No. No human clinical trial evidence shows that CBD, CBDA, or CBGA prevents Covid-19 infection. The 2022 Oregon State University study found that CBDA and CBGA bind to SARS-CoV-2 spike proteins in cell cultures — this is an in vitro finding, conducted outside a living organism. It does not establish that taking hemp supplements reduces your risk of contracting Covid-19. No cannabinoid has received regulatory approval as a Covid-19 preventive or treatment.
What is the difference between CBDA and CBD?
CBDA (cannabidiolic acid) is the raw, unheated form of CBD found in fresh cannabis and hemp plants. When plant material is heated — through cooking, vaping, or other processing — CBDA converts to CBD through decarboxylation. Most CBD supplements contain decarboxylated CBD, not CBDA. The Oregon study examined CBDA specifically, not CBD. These are chemically distinct compounds with different properties. Researchers study CBDA separately from CBD in antiemetic and anti-inflammatory contexts as well.
What did the Oregon State University study actually find?
Van Breemen et al. (2022) used affinity selection mass spectrometry to screen hemp compounds for binding to the SARS-CoV-2 spike protein receptor binding domain. CBDA and CBGA showed binding affinity for this target and reduced spike protein entry into cell cultures in laboratory conditions. The study also found similar activity against the Alpha and Beta variants. The authors described these as early-stage findings and called for further research. No human trials have followed.
What does ‘in vitro’ mean and why does it matter?

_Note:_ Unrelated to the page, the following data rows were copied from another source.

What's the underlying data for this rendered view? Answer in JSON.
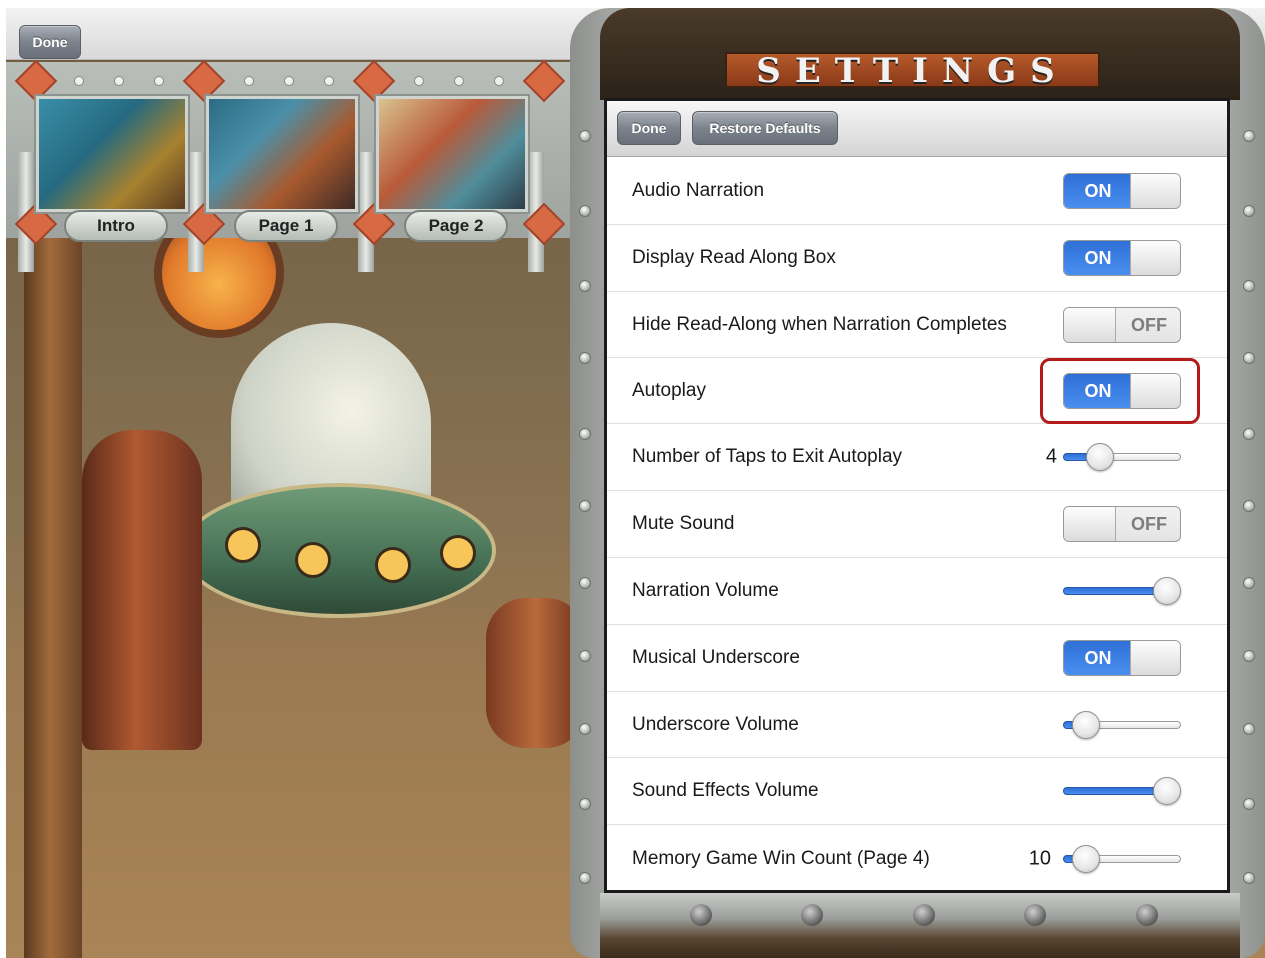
{
  "background": {
    "done_label": "Done",
    "thumbnails": [
      {
        "label": "Intro"
      },
      {
        "label": "Page 1"
      },
      {
        "label": "Page 2"
      }
    ]
  },
  "settings": {
    "title": "SETTINGS",
    "toolbar": {
      "done_label": "Done",
      "restore_label": "Restore Defaults"
    },
    "rows": [
      {
        "label": "Audio Narration",
        "control": "toggle",
        "state": "ON"
      },
      {
        "label": "Display Read Along Box",
        "control": "toggle",
        "state": "ON"
      },
      {
        "label": "Hide Read-Along when Narration Completes",
        "control": "toggle",
        "state": "OFF"
      },
      {
        "label": "Autoplay",
        "control": "toggle",
        "state": "ON"
      },
      {
        "label": "Number of Taps to Exit Autoplay",
        "control": "slider",
        "value_text": "4",
        "level": 0.25
      },
      {
        "label": "Mute Sound",
        "control": "toggle",
        "state": "OFF"
      },
      {
        "label": "Narration Volume",
        "control": "slider",
        "level": 1.0
      },
      {
        "label": "Musical Underscore",
        "control": "toggle",
        "state": "ON"
      },
      {
        "label": "Underscore Volume",
        "control": "slider",
        "level": 0.1
      },
      {
        "label": "Sound Effects Volume",
        "control": "slider",
        "level": 1.0
      },
      {
        "label": "Memory Game Win Count (Page 4)",
        "control": "slider",
        "value_text": "10",
        "level": 0.1
      }
    ]
  },
  "colors": {
    "toggle_on": "#2f6fd6",
    "highlight": "#b31b1b"
  }
}
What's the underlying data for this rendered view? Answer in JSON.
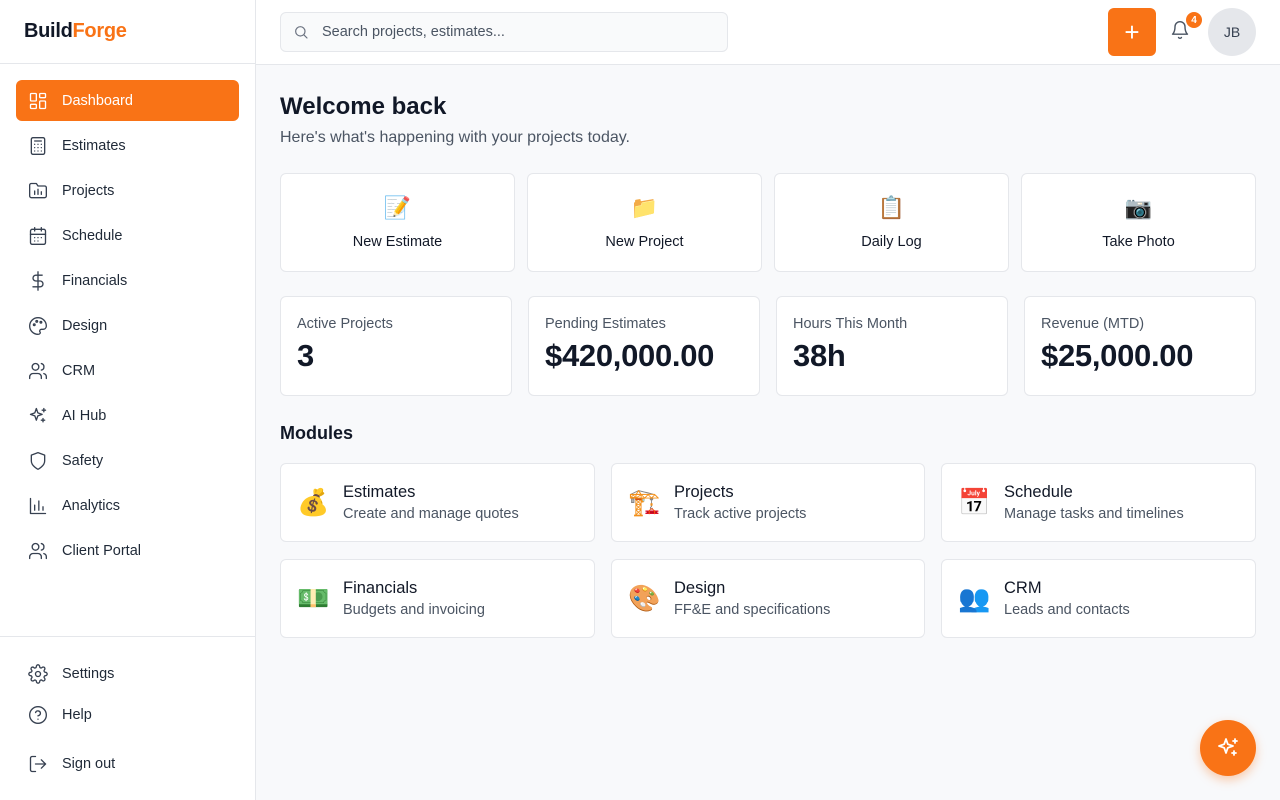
{
  "brand": {
    "part1": "Build",
    "part2": "Forge",
    "accent_color": "#f97316"
  },
  "sidebar": {
    "items": [
      {
        "label": "Dashboard",
        "icon": "dashboard-icon",
        "active": true
      },
      {
        "label": "Estimates",
        "icon": "calculator-icon"
      },
      {
        "label": "Projects",
        "icon": "folder-chart-icon"
      },
      {
        "label": "Schedule",
        "icon": "calendar-icon"
      },
      {
        "label": "Financials",
        "icon": "dollar-icon"
      },
      {
        "label": "Design",
        "icon": "palette-icon"
      },
      {
        "label": "CRM",
        "icon": "users-icon"
      },
      {
        "label": "AI Hub",
        "icon": "sparkles-icon"
      },
      {
        "label": "Safety",
        "icon": "shield-icon"
      },
      {
        "label": "Analytics",
        "icon": "bar-chart-icon"
      },
      {
        "label": "Client Portal",
        "icon": "users-icon"
      }
    ],
    "bottom": [
      {
        "label": "Settings",
        "icon": "gear-icon"
      },
      {
        "label": "Help",
        "icon": "help-circle-icon"
      },
      {
        "label": "Sign out",
        "icon": "sign-out-icon"
      }
    ]
  },
  "header": {
    "search_placeholder": "Search projects, estimates...",
    "add_label": "+",
    "notification_count": "4",
    "avatar_initials": "JB"
  },
  "main": {
    "title": "Welcome back",
    "subtitle": "Here's what's happening with your projects today.",
    "quick_actions": [
      {
        "label": "New Estimate",
        "icon": "📝"
      },
      {
        "label": "New Project",
        "icon": "📁"
      },
      {
        "label": "Daily Log",
        "icon": "📋"
      },
      {
        "label": "Take Photo",
        "icon": "📷"
      }
    ],
    "stats": [
      {
        "label": "Active Projects",
        "value": "3"
      },
      {
        "label": "Pending Estimates",
        "value": "$420,000.00"
      },
      {
        "label": "Hours This Month",
        "value": "38h"
      },
      {
        "label": "Revenue (MTD)",
        "value": "$25,000.00"
      }
    ],
    "modules_title": "Modules",
    "modules": [
      {
        "title": "Estimates",
        "desc": "Create and manage quotes",
        "icon": "💰"
      },
      {
        "title": "Projects",
        "desc": "Track active projects",
        "icon": "🏗️"
      },
      {
        "title": "Schedule",
        "desc": "Manage tasks and timelines",
        "icon": "📅"
      },
      {
        "title": "Financials",
        "desc": "Budgets and invoicing",
        "icon": "💵"
      },
      {
        "title": "Design",
        "desc": "FF&E and specifications",
        "icon": "🎨"
      },
      {
        "title": "CRM",
        "desc": "Leads and contacts",
        "icon": "👥"
      }
    ]
  }
}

In vitro means ‘in glass’ — experiments conducted in laboratory containers rather than inside a living organism. In vitro studies use cell cultures or isolated proteins rather than animals or humans. They are a legitimate and necessary early step in research, but their findings do not automatically translate to living systems. Many compounds that show promising activity in vitro fail in animal studies or human trials due to factors including bioavailability, toxicity, and complex biological interactions that cell cultures cannot replicate. The Oregon study was entirely in vitro.
Are CBDA and CBGA present in CBD supplements?
Usually not in significant quantities. Standard CBD supplements use hemp extract that has been heated or processed, converting most CBDA to CBD and CBGA to CBG through decarboxylation. Raw hemp products — unheated hemp juice or cold-processed extracts — may retain cannabinoid acids. If you are specifically looking for CBDA or CBGA content, check the product’s Certificate of Analysis for acid form content. Most products marketed as CBD oil contain primarily decarboxylated CBD.
Disclaimer: This blog is for informational and educational purposes only. We review and reference available studies and reputable sources; however, content may not reflect the most current research or regulations and should not be taken as medical, legal, or professional advice. We do not make or imply health claims. Products mentioned are not intended to diagnose, treat, cure, or prevent any disease and statements have not been evaluated by EFSA or the FDA. Effects can vary between individuals. Always consult a qualified healthcare professional before use and verify that any product or ingredient is lawful in your jurisdiction.